Chemical Weapons – Last time I checked, gunpowder and TNT were a mixture of chemicals. So, oddly enough, is the human body, the universe, and the NEC phone sitting on my desk, which is mostly made of different types of plastic, circuitboard, and bits of silicon and steel. Not really sure who to blame.

Regime – I have a dictatorial regime ruling over my body. It’s called a diet. Should it be eliminated? Notice how the subtle distinction between “administration” (US), “government” (allied governments or those it doesn’t want to piss off) and “regime” (obviously evil!) are played off. We don’t hear much about the Saudi or Kuwaiti regimes, though. Primarily US (although my Macquarie suggests we blame the French. Hell, why not?)

Freedom Fries/Toast – If we need any other reminders that the US (insert word here – see “regime” entry) should not be in charge of the rest of the world for want of maturity, this is it. US House of Reps Canteen & Air Force One.

Exporting Terrorism – I’m just trying to imagine how that would look on a balance of trade report.

Enough bitching for one day.


Christians in Iraq (a post I saw online)

26 March, 2003

Just a curiosity, really. Emailed to me by a Christian friend, who got it from his pastor.

Still not sure how you feel about the idea of the U.S. attacking Iraq? Some ministers are warning against military action because it could have ‘disastrous results’ for Iraqi Christians. UK minister Graham Cooke told delegates at a conference that while Saddam Hussein had no faith and was a secular politician, “Hussein allowed Christian churches to exist as a way of keeping Islam in check. You know that once he gets killed there will be a bloodbath in that nation, and every Christian in that nation will likely be killed because they are on somebody’s list right now.” Cooke added: “We need to pray for Saddam Hussein right now.
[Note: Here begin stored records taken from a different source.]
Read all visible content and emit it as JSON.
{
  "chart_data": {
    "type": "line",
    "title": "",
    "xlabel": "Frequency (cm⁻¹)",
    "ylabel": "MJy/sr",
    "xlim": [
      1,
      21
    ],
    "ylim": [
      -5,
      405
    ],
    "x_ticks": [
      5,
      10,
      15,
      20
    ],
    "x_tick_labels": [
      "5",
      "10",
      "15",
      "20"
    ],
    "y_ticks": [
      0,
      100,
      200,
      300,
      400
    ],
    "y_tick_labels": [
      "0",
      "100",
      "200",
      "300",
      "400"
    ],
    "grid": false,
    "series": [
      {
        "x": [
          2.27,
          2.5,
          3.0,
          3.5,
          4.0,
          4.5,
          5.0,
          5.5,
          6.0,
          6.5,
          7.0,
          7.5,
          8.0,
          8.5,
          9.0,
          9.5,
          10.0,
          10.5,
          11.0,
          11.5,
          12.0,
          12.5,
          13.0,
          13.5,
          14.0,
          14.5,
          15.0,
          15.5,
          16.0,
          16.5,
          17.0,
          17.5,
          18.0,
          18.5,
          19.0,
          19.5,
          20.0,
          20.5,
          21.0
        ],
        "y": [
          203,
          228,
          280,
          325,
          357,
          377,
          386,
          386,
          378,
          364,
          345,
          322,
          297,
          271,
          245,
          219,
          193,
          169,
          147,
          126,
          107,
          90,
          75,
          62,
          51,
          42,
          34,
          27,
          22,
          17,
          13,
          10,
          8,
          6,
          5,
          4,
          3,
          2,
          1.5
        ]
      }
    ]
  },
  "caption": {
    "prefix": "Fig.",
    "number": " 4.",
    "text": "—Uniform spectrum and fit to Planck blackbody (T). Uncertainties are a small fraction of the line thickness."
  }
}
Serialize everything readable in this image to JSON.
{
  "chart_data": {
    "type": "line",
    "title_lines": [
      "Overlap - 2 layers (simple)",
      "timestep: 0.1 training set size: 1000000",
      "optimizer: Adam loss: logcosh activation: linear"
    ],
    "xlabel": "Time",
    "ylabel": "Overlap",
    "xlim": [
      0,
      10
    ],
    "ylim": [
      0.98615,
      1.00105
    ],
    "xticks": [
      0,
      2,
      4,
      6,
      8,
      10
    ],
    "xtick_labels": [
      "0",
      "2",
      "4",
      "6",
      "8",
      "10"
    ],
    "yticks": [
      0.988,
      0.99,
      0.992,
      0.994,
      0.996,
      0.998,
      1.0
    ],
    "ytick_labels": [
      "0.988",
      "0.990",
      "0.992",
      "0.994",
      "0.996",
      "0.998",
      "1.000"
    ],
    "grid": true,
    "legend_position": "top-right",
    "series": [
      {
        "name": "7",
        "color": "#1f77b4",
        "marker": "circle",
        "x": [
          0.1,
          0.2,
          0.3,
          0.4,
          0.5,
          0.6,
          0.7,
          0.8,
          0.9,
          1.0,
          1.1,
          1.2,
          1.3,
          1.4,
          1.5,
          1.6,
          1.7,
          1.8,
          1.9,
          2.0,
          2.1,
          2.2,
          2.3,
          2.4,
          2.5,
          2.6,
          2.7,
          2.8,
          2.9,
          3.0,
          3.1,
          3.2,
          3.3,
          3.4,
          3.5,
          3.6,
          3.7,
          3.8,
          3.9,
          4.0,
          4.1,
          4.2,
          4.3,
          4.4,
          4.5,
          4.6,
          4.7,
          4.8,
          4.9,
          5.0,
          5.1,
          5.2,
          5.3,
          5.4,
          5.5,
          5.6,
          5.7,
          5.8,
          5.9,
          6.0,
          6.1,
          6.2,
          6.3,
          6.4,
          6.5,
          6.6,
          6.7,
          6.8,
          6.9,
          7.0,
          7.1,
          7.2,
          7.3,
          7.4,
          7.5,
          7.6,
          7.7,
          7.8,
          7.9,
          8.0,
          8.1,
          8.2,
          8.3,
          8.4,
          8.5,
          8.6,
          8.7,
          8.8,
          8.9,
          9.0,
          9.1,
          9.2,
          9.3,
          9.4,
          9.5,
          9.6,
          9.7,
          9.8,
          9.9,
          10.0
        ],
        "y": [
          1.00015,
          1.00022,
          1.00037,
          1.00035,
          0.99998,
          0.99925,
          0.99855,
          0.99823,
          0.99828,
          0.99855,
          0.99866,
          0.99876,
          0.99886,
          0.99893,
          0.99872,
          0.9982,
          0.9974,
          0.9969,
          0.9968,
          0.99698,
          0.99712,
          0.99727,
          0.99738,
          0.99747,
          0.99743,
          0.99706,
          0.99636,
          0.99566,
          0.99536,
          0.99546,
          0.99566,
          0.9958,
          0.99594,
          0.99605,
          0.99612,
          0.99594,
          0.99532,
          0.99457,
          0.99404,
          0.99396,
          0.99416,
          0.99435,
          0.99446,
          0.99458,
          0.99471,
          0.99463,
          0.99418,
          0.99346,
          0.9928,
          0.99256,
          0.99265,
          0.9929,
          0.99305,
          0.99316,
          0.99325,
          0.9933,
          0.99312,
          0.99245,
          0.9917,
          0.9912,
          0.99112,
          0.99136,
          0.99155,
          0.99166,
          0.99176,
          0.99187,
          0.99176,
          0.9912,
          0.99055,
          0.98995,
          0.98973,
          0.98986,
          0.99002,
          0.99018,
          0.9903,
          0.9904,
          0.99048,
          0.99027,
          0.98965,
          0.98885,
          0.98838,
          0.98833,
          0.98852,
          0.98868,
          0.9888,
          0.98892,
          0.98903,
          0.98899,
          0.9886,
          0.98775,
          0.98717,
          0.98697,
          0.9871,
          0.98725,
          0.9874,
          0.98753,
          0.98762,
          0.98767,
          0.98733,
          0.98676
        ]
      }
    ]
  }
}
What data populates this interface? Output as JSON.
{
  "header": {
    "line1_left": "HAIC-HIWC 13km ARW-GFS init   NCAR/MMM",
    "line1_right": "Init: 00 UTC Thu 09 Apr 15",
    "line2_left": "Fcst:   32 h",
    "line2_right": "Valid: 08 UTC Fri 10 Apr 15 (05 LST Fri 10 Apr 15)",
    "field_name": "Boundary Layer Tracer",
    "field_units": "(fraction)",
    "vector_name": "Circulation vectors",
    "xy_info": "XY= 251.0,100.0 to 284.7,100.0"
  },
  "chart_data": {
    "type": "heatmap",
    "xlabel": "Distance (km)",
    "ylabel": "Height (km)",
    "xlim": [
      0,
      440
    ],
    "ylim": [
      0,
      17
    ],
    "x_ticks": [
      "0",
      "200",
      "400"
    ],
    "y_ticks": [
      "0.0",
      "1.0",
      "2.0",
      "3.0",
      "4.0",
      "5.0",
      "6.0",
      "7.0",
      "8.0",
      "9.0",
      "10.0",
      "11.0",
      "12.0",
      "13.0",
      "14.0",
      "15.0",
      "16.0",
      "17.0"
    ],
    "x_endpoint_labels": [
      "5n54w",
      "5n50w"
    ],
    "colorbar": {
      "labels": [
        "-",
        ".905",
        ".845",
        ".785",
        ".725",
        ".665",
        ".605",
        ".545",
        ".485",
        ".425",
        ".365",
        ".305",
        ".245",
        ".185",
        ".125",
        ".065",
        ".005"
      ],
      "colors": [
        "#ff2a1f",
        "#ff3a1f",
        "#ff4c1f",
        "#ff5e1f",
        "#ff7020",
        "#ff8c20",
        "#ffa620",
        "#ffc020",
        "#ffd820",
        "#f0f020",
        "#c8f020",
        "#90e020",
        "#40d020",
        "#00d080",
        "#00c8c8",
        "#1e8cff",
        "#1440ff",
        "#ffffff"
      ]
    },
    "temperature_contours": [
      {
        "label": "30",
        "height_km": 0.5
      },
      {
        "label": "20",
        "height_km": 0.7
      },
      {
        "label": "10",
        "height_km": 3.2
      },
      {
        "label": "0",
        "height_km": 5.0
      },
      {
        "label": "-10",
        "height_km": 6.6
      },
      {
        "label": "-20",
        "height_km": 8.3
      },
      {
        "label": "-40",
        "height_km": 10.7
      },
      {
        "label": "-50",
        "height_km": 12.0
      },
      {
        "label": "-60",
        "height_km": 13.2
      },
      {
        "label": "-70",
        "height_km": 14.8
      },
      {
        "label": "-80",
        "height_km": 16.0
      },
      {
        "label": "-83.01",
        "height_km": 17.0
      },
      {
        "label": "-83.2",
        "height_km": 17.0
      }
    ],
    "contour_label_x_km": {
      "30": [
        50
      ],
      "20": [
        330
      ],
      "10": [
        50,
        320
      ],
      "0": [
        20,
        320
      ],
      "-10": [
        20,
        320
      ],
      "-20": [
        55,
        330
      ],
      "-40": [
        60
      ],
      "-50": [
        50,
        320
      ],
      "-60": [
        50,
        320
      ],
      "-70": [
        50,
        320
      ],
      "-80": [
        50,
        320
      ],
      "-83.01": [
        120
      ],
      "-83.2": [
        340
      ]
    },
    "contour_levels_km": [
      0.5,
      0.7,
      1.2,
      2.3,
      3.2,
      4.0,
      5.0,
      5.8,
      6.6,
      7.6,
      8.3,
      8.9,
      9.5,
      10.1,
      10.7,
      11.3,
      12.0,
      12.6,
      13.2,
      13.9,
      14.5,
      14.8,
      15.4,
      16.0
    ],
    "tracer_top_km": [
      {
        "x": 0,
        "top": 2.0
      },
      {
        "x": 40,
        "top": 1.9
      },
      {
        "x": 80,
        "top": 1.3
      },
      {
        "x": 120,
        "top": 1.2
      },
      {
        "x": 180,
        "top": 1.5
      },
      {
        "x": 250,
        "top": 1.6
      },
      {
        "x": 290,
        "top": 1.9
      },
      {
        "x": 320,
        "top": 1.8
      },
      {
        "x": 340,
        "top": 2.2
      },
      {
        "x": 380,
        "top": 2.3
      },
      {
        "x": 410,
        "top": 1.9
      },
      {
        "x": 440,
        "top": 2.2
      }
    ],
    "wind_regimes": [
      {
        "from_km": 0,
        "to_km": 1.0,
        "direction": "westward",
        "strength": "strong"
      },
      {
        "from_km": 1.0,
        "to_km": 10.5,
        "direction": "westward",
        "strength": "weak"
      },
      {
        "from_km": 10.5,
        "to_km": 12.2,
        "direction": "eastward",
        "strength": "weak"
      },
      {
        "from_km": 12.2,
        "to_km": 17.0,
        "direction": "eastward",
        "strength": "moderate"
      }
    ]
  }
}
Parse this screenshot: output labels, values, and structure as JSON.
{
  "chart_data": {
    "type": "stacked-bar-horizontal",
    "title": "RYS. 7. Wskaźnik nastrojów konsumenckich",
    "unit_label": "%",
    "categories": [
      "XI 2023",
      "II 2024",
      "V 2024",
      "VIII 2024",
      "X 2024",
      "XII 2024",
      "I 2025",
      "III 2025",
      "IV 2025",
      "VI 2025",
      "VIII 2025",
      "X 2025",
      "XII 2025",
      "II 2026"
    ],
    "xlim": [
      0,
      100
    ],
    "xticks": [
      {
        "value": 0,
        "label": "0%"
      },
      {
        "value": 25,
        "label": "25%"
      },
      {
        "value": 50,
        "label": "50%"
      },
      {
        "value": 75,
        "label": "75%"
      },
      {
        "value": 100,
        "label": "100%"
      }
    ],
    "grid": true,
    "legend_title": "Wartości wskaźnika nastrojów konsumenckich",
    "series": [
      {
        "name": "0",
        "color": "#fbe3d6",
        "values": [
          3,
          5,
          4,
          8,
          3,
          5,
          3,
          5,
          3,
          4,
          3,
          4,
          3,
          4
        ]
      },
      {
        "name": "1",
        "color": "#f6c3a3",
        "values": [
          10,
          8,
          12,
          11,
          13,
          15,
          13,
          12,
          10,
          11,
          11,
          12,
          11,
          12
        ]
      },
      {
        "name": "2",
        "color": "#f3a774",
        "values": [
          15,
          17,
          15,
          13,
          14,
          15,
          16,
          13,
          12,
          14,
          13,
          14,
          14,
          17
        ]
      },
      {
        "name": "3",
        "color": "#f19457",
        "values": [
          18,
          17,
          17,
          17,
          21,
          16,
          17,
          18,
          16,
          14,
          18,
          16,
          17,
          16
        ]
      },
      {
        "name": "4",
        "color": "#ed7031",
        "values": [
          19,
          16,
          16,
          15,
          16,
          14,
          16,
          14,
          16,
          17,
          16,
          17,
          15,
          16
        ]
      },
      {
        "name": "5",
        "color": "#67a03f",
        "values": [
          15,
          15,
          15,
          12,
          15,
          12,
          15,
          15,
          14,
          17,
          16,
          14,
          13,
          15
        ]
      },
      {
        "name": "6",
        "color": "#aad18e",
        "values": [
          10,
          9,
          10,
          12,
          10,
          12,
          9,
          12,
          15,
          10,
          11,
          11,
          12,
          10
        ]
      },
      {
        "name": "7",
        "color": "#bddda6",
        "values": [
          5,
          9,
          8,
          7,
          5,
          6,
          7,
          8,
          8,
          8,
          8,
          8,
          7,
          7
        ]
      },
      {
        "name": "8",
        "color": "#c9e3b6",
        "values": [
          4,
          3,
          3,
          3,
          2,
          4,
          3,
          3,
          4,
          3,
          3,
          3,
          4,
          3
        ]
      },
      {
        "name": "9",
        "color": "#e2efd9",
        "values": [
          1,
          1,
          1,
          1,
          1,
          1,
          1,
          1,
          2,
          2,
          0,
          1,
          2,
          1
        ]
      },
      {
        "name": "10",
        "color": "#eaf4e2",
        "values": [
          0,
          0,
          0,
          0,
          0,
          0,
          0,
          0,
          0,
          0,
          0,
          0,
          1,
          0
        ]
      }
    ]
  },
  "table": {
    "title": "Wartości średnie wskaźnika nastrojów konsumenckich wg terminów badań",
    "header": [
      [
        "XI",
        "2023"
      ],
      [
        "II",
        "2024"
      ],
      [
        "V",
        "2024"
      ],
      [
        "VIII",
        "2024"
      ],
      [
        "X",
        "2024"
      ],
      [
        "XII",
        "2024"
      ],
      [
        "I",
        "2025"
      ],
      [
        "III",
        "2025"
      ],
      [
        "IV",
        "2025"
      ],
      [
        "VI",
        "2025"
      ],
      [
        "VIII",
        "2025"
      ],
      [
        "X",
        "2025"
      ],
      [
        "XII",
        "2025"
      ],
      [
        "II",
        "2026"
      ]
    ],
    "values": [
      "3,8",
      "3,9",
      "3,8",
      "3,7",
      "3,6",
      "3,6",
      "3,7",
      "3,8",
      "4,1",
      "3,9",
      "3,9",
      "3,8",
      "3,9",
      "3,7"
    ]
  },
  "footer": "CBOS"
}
No matter what you think about it, this guy is the only one standing between the church in Iran and Iraq and a bloodbath. We need that guy alive because thousands upon thousands upon thousands of people are getting saved in the country. [Bible Society]

May I add to that that Tariq Aziz, probably the most recognisable face other than Saddam’s outside of Iraq, and who has served as both Foreign Minister and Deputy President, is a Christian, as is the family he comes from. Apart from the palestinian administration, it’s one of the few places in the middle east where freedom of religion for non-muslims actually exists (it wouldn’t exist in Yemen, Saudi Arabia or Kuwait, all major US allies). An interesting thought.


:(

20 March, 2003

They’ve started bombing Baghdad. Apparently the first bombs have hit the southern suburbs.

I can’t believe my government is doing this. What made us elect such evil and immoral leaders as the ones we have in the US, Britain and Australia? Democracy seems to have been the main thing that was hijacked on September 11, and not by the hijackers – but by the conservative faction of politics, who are now starting to show their neo-fascist “ethnic cleansing” leanings.

I guess I’d hoped right to the end that democracy and, ultimately, justice and fairness would win out. This is the start of a period in world history where “diplomacy” means “war preparations” and it is a free-for-all for any nation that has a beef with any other nation.